Mucoepidermoid carcinoma is the most common malignant salivary gland tumour. Central mucoepidermoid carcinomas (CMC) are an exceedingly rare subgroup, representing 2–4% of all cases. The authors report on a case of CMC in a patient who presented with trigeminal neuropathy, trismus and distant metastasis. The possible pathogenesis of CMC and criteria for diagnosis are discussed.
Mucoepidermoid carcinoma is the most common malignant salivary gland tumour. These tumours mainly arise in the parotid gland and account for about 15% of all salivary gland tumours. Central mucoepidermoid carcinomas (CMC) are an exceedingly rare subgroup, representing 2–4% of all cases.
In August 2008, a 55-year-old man was referred to the Medical Admissions Unit by the Emergency Department with a ‘pre-syncopal’ episode and ‘numbness’ to the right side of his tongue and lip, along with altered taste sensation to the right side of his tongue. His electrocardiogram (ECG) was normal and a magnetic resonance image (MRI) of the brain and stem was organised for an outpatient visit. The MRI only imaged the skull base and excluded the mandible. This scan was normal and patient was discharged.
In October 2009, the same patient was referred to the Oral and Maxillofacial unit by his dentist with increased pain to the right side of his mandible and complete paraesthesia to the lower right lip. He reported he had limited jaw movement and had suffered persistent agonizing headaches over the last few months. On examination, the patient had trismus, but there was no apparent intra-oral pathology. An orthopantogram (OPG) ( Fig. 1 ) demonstrated an unerupted lower right third molar with 1 cm diameter radiolucency around the crown of the tooth. The radiolucency was overlying the inferior dental canal and had irregular ill-defined borders. A computed tomography (CT) scan of the thorax, abdomen and pelvis was performed and demonstrated multiple ‘cannon ball’ pulmonary lesions, representing metastases. The MRI of the right mandibular area demonstrated normal overlying mucosa, but a high signal was seen in the mandible on T2-weighted images, extending from the anterior body up to the angle and into the ascending ramus, with perforation of the lateral cortex. There were a number of suspicious nodes in the neck. A repeat MRI of the brain showed at least 6 new ring-enhanced lesions scattered throughout the brain on T2-weighted images. They looked like cystic lesions, highly suspicious of cystic metastases ( Fig. 2 ).

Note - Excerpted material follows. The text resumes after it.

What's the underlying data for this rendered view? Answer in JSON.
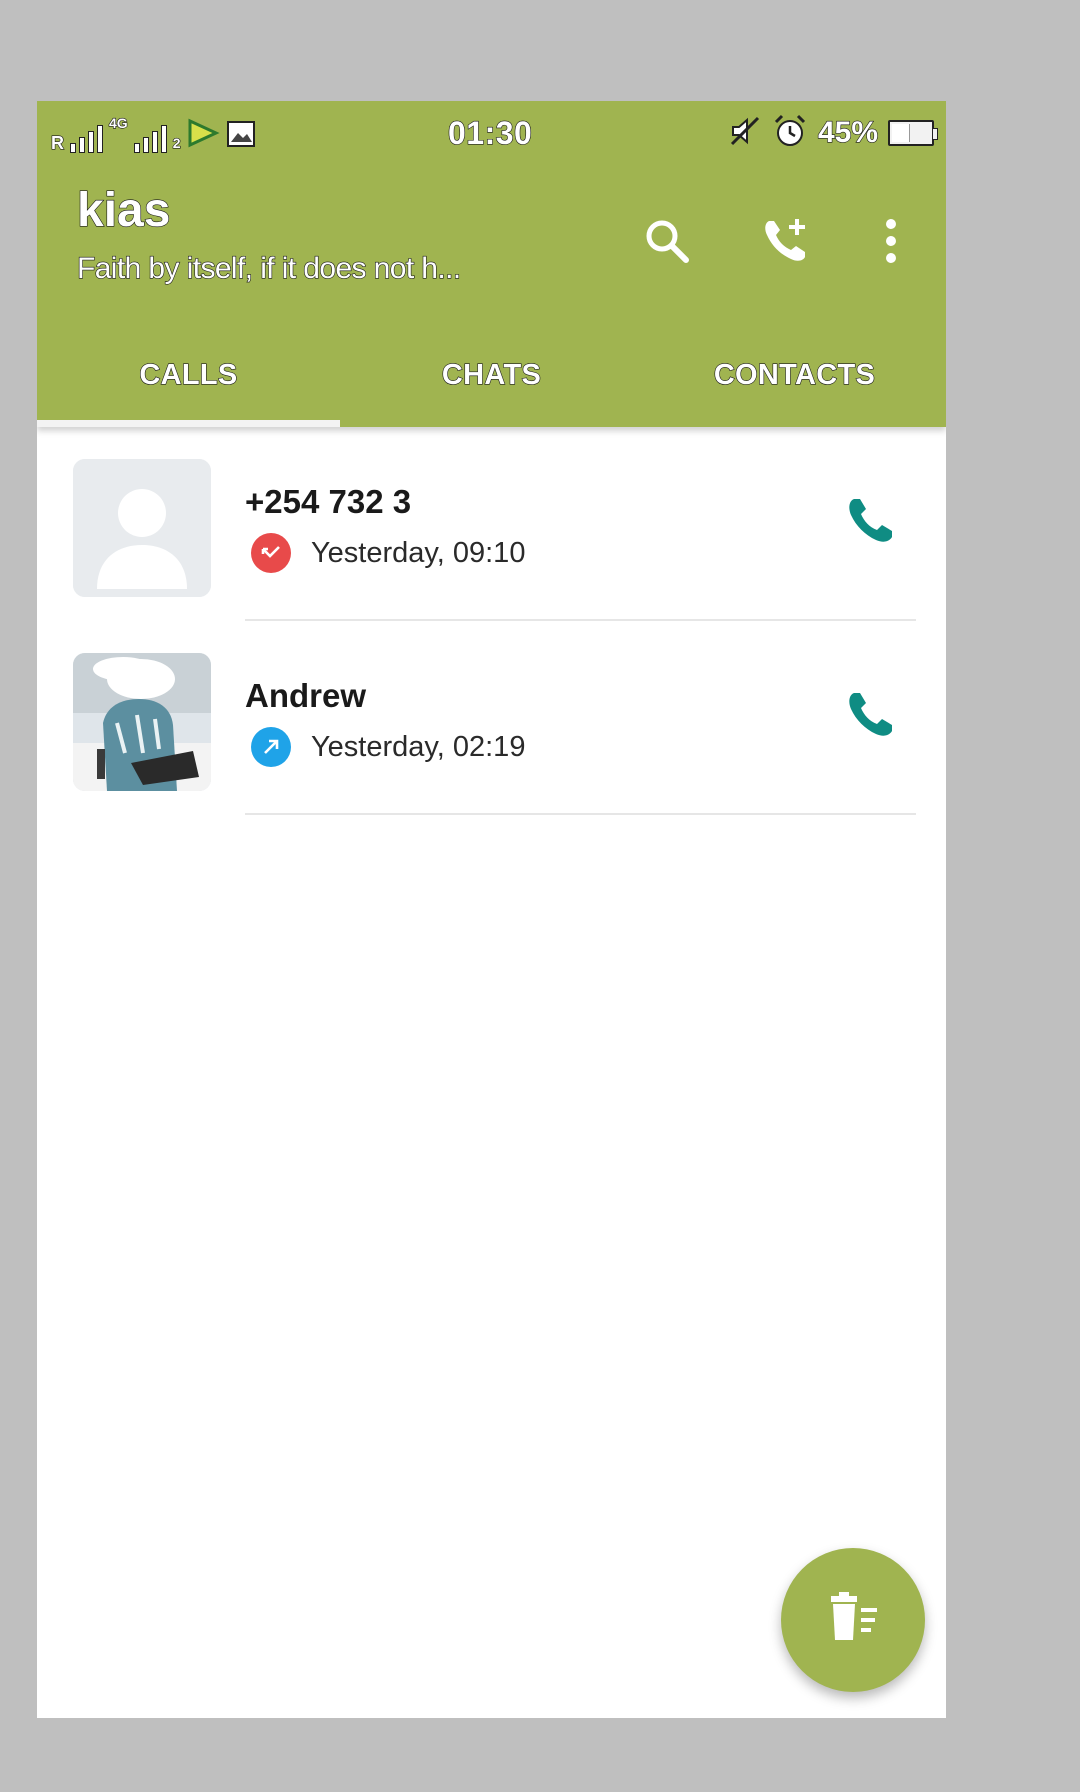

The patient underwent removal of the third molar and wide local resection of the associated abnormal bone. Histology from the right angle of the mandible confirmed normal superficial oral mucosa but the deep tissue of the mandible revealed the lesion to be mucoepidermoid carcinoma. The patient was treated with palliative radiotherapy to the brain. At the time of submitting this paper the patient is alive.
Mucoepidermoid carcinoma is the second most common malignant salivary neoplasm which accounts for 15% of all salivary gland tumours . Just over 50% occur in the major salivary glands with 45% seen in the parotid gland. The most common minor salivary gland site is in the palate. Mucoepidermoid carcinoma is a malignant epithelial tumour composed of mucous, epidermoid, intermediate, columnar, and clear and occasionally oncocytic cells ( Fig. 3 ). It often demonstrates prominent cystic growth and is divided into low, intermediate and high grade types on the basis of morphological and cytologic features. This case is a rare subtype known as a central mucoepidermoid carcinoma, which represents 2–4% of mucoepidermoid carcinomas. The commonest site of presentation is in the third molar region of the mandible, and only rarely is the anterior segment affected. They occur in the maxilla, where they tend to occur in the molar region, but they are four times more common in the mandible . These tumours arise in tissue that does not normally contain salivary gland tissue, but approximately 50% of CMC are associated with an unerupted tooth.